Restoring equity in tax policy — Plug tax loopholes

Iowa is out of step with the majority of states by refusing to close corporate tax loopholes. Equity demands better.

Through the years in Iowa, very few lawmakers have had the courage to take on an utter abomination in our corporate tax system: tax loopholes.

It is one thing to expressly pass a tax preference — a credit, exemption or deduction — with a specific purpose, clearly defined for all taxpayers to see and reviewed for its effectiveness. (Iowa does not provide such accountability with many such preferences, but that is for another post.)

It is quite another thing, however, to see weaknesses in your tax code exposed and exploited by large companies, and to leave those holes open for routine abuse. Welcome to Iowa.

A new report by the Center on Budget and Policy Priorities discusses this issue as part of overarching tax policy that states can use to advance racial equity and sustain services responsibly. From the report:

States can nullify a variety of tax avoidance strategies employed by large multistate corporations by adopting a reform known as “combined reporting,” which treats a parent company and its subsidiaries as one entity for state income tax purposes, thereby minimizing companies’ ability to shift income earned in a state to other states that are tax havens (like Delaware and Nevada).

The figure below shows Iowa is out of step with the majority of states on this issue. All but one of our neighboring states has a corporate income tax, and all but one of those states has combined reporting to stop companies from avoiding taxes that were originally intended by the tax code to be collected.

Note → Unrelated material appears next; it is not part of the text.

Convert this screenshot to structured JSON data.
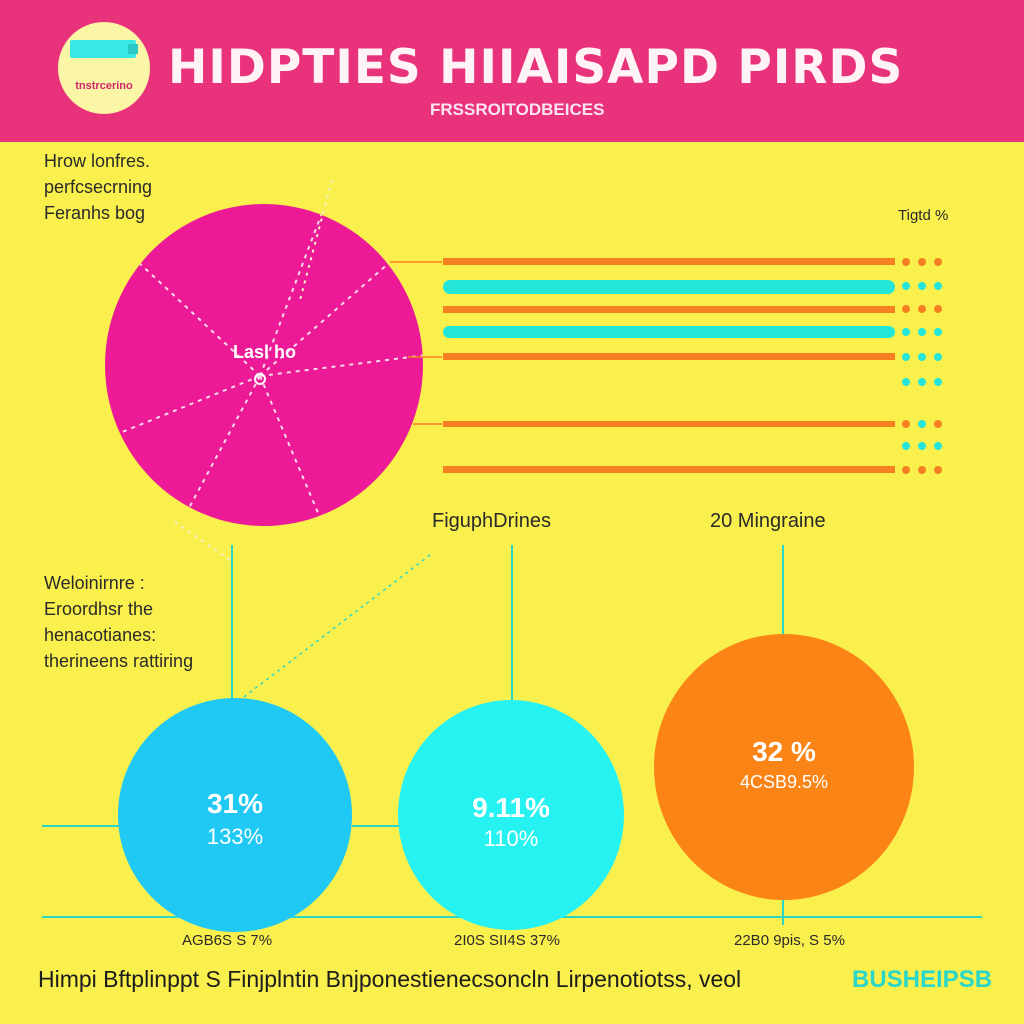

The Iowa Policy Project and Iowa Fiscal Partnership have been encouraging Iowans to look at this issue for many years. We made it part of our 2018 Tax Policy Kit — explaining here how Iowa could save itself tens of millions of dollars that are squandered to companies that effectively set their own tax policy. The Iowa Taxpayers Association consistently defends this break that not only burdens our state, but tilts the playing field to big, multistate corporations and against Iowa-based, Iowa-focused businesses.

Two governors, Tom Vilsack and Chet Culver, at times proposed adoption of combined reporting, but the issue — while getting some attention at the committee level — has not reached a floor vote in the House or Senate.

Iowa’s tax code needs to be fair to all residents. It needs to generate revenue to sustain services that are important to all residents, from education to water quality to law enforcement to health care. To allow corporations to set their own rules by exploiting weaknesses in the tax code defies these oft-stated Iowa values of fairness and accountability.

Posted by Mike Owen, Executive Director of the Iowa Policy Project.